Furthermore, organoids can be established from patient-derived tumours for anti-cancer drug pre-screening. The response of the tumour organoids to drug treatment matches the response of the patient to therapy.

Thus, we can truly personalise therapy and avoid unnecessary treatment. In his plenary talk for the symposium, Professor Clevers said that clinicians in Europe now order an organoid test, which forms an integral part of their diagnosis and treatment decision.

Organoid testing is also applicable to conditions with a defined genetic cause, such as cystic fibrosis. Australia is well on the way to introducing similar organoid-based testing (see Australian Living Organoid Alliance, ALOA).

The new frontier for organoid technology is organoids as models of infectious disease. The organoids faithfully recapitulate the key features and function of the intact tissue e.g. cell types present and tissue architecture, making them innovative models of natural infection, enabling the study of diverse human viruses that until now lacked suitable cell culture or animal models.

Dr Mike Catton, Director of the Victorian Infectious Diseases Reference Laboratory (VIDRL) at the Doherty Institute said that organoid culture is an “innovative advance for virology, for fundamental research and public health”.

The Doherty Institute is perfectly placed to advance this field, given the multi-disciplinary groups (VIDRL, Epidemiology, Department of Microbiology and Immunology, Royal Melbourne Hospital laboratories etc) all housed in the one Institute.

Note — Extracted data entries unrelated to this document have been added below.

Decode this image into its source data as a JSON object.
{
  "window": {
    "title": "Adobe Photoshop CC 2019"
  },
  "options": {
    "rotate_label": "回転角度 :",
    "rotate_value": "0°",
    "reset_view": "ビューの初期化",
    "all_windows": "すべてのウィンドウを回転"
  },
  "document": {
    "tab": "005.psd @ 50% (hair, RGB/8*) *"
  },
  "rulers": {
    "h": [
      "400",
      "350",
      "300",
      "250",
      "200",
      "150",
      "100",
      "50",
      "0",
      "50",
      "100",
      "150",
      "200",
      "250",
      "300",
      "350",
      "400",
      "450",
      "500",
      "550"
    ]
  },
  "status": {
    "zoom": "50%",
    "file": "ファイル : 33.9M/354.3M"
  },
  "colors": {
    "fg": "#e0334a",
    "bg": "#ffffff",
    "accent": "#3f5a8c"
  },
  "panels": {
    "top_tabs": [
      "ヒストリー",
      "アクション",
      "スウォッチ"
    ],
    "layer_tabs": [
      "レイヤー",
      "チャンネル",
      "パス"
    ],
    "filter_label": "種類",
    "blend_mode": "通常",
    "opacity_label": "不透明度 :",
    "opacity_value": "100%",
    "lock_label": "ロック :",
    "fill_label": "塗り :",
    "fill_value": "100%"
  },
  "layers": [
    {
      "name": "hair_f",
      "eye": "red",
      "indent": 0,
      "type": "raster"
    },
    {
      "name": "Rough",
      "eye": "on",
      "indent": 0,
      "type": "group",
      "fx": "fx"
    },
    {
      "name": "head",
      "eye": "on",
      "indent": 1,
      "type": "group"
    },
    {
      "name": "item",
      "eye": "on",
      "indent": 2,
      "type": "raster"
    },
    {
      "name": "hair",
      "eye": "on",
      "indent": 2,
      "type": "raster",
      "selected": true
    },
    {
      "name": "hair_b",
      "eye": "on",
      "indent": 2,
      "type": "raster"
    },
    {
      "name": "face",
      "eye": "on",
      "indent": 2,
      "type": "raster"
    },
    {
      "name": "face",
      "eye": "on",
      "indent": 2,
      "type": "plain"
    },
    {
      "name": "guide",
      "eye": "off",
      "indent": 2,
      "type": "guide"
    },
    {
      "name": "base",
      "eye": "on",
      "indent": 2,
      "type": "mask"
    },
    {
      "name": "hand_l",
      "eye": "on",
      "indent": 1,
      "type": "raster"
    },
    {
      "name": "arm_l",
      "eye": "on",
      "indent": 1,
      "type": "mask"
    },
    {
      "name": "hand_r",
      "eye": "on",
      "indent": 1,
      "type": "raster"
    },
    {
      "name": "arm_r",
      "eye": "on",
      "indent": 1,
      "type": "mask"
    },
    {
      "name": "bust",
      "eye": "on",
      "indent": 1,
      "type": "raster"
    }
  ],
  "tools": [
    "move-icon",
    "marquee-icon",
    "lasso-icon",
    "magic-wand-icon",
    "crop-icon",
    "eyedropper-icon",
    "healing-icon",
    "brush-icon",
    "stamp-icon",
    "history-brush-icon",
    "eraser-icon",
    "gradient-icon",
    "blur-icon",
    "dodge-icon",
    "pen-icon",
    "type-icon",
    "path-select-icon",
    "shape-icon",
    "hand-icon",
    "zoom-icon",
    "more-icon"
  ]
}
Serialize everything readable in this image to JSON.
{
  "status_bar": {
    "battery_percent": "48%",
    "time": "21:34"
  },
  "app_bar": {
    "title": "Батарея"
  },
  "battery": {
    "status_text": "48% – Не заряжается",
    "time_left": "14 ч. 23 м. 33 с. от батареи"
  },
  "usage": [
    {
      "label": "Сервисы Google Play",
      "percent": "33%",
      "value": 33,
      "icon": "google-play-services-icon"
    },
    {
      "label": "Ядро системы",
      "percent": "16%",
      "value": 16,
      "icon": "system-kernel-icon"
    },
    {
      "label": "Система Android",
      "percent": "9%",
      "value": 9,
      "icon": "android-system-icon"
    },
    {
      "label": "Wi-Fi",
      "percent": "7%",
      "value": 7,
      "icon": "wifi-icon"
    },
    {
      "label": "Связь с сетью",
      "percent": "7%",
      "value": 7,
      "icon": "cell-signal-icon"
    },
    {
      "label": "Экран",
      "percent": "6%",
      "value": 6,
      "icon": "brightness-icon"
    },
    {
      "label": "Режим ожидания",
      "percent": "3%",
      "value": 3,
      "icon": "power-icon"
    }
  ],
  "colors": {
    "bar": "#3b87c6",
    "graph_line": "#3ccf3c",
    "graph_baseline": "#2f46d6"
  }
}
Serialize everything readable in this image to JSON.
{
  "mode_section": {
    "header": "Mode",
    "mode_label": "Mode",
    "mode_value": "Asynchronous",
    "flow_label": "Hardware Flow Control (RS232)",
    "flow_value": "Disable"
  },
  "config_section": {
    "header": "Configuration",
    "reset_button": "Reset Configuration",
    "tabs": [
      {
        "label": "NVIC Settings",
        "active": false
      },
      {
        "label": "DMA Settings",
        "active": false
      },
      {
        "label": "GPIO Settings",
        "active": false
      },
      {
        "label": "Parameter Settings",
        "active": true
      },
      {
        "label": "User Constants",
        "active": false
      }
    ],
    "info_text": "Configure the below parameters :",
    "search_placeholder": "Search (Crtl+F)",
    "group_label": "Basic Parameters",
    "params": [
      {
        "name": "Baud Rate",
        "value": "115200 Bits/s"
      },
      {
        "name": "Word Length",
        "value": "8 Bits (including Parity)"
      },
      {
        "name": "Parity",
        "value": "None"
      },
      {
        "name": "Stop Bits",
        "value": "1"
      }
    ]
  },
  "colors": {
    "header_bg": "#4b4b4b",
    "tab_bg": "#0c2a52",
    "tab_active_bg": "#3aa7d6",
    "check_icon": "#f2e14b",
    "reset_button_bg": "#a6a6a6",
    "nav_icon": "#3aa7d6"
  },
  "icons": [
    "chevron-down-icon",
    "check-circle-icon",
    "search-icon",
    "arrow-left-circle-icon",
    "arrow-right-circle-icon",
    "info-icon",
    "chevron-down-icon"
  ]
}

The symposium was attended by 400 delegates from diverse backgrounds and was generously supported by STEMCELL Technologies, Perkin Elmer, Geneworks, Thermo Fisher Scientific and VIDRL.

Huge thanks to Susan Northfield (University of Melbourne’s Therapeutic Technologies Research Initiative), Patricia Gigliuto (Centre for Stem Cell Systems, University of Melbourne), Helen Braybrook (Stem Cells Australia), Finian Scallan (Doherty Institute); and Jean Moselen, Renate Schwab and Bang Tran (Vincan Laboratory, Doherty Institute) for their invaluable help with organising this event.